Microsoft Word 2007 produces relatively clean HTML when you use the Publish feature to create a blog post. Although the XHTML purist will still be unhappy with anything they don't write themselves, the HTML far surpasses anything we've seen from Word in previous versions. Unfortunately, this feature is only available for blog posting, as far as I can tell. The "Web Page" and "Web Page, Filtered" options in the "Save As" menu still produce the same .mso littered HTML that makes Word impossible to use as a serious HTML editor. I'd like to use the HTML output by the Publish feature for purposes other than blogging.

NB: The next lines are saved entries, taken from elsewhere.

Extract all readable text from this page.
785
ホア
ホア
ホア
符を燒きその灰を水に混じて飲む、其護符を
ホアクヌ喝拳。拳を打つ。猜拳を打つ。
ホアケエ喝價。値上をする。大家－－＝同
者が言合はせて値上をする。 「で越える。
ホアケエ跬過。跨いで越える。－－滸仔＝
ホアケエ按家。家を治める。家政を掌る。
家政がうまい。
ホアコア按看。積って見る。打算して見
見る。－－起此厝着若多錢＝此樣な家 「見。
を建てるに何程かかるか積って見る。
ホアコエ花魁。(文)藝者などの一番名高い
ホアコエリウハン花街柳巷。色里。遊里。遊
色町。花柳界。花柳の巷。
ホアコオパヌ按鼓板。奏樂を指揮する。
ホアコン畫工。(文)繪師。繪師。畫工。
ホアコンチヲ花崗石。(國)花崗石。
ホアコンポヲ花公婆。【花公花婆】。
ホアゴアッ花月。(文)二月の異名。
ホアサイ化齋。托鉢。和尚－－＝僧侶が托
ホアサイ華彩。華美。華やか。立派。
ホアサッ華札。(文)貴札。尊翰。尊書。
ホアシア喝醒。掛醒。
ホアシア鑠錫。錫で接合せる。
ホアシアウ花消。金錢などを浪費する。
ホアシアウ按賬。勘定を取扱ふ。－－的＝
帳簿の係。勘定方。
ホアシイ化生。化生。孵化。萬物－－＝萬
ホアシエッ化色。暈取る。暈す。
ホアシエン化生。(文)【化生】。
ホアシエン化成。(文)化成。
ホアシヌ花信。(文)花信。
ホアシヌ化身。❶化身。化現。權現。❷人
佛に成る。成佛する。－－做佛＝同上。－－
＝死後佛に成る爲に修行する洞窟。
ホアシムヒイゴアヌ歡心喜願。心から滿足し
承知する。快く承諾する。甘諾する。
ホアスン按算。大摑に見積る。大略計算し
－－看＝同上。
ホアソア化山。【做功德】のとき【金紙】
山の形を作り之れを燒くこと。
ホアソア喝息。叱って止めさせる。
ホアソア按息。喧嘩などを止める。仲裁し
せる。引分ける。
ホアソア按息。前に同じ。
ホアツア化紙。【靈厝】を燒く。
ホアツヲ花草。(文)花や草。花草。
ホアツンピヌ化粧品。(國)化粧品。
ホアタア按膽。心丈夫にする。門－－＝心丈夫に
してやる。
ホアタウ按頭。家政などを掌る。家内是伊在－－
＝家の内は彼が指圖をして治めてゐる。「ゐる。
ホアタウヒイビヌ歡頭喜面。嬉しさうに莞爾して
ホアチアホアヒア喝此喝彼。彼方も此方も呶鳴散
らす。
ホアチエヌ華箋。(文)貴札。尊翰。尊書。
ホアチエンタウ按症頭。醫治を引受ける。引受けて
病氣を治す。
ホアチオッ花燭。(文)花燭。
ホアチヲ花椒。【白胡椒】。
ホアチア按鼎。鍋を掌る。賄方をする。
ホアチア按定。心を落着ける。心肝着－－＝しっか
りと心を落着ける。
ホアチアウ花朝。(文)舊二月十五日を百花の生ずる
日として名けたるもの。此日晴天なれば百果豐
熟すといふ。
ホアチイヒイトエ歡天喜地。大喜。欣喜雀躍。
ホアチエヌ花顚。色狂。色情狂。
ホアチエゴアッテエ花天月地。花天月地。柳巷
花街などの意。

I wasn't sure how to get to this Publish feature, but after looking at the MetaBlog API that Word can consume, I decided it wouldn't be too hard to write something in ASP.NET that would run on localhost and give me exactly what I wanted from Word. Specifically – convert a document into clean HTML and PNG graphics and drop the files into a local directory. I decided this job was even easier when I snooped around the SubText subversion repository and discovered that Cook Computing's XML-RPC library does all the heavy lifting and XML parsing.
It took a bit of debugging, but the IMetaWeblog interface defined in the XML-RPC library (interfaces\MetaWeblogAPI.cs) needs a few tweaks to work with Word. First, Word invokes a blogger.getUserBlogs method that isn't defined in the interface, but is easy to add:
[XmlRpcMethod("blogger.getUsersBlogs", Description = "...")]
BlogInfo[] getUsersBlogs(string blogid, string username, string password);
Secondly, Word appear to pass an integer for the blogid parameter of the newMediaObject method. The service expects a string. I don't know enough about the history of the MetaBlog API to know who is wrong in this scenario, but it's easy to fix the method definition in the interface.
[XmlRpcMethod("metaWeblog.newMediaObject",
Description = "Makes a new file to a designated blog using the "
+ "metaWeblog API. Returns url as a string of a struct.")]
MediaObjectInfo newMediaObject(
int blogid, // this was a string, but that doesn't work
with Word...
string username,
string password, FileData file);
One last change is to Refactor -> Rename the UrlInfo struct in MetaWeblogAPI.cs to MediaObjectInfo. The rename allows Word and the MetaBlog service to agree on the name of the struct.
public
struct
MediaObjectInfo
// this used to be called UrlInfo
{
public
string url;
}
Once all this is done it's a simple matter to implement that interface in an HttpHandler (ashx file).
public
class
MetaWebLogging : XmlRpcService, IMetaWeblog
{
// ...
}
Each method needs an implementation. For my workflow, I'm moving files around on the hard drive, but here is a sample implementation for the newPost method that will dump the incoming HTML into a file in the root directory of the application.
public
string newPost(string blogid, string
username, string password,
Post post, bool
publish)
{
string fileName = Path.Combine(
HttpContext.Current.Server.MapPath("~"),
post.title + ".htm");
using (FileStream fs = File.OpenWrite(fileName))
using (StreamWriter writer = new
StreamWriter(fs))
{
writer.Write(post.description);
}
return
Path.GetFileName(fileName);
}
Now I just point Word 2007's Publish feature to my local metablog.ashx file and export documents as HTML. For what I needed to do, this little hack was a huge time saver. Hopefully, future versions of Word will make this even easier.
Comments
This makes sense because some blogs might use a GUID or some other value other than an int.
SharePoint 2007 has a document conversions feature where you upload a word doc, and it fires up a workflow and converts & publishes an HTML version of the word doc. That way, you don't have to write ANY code :).
That's 1 step lazier than even this. LOL
SM
In fact I was just yesterday looking at MetaWebLogApi myself to move into my blog hadn't gotten around to it and like my first stop was SubText <s>. Still haven't moved forward with this so any 'standalone' application would help...
Oddly for getCategories (which also receives the blogId parm) the value is passed as a string. Somebody was sleeping on the job...
For newPost another solution is to cast the blogId to an object value in the Interface and method. This lets the same interface work with both string and int values - in both cases it ends up as a string in the code. Actually any of the methods that pass a BlogId would have to be replaced with object (mediaObject in particular).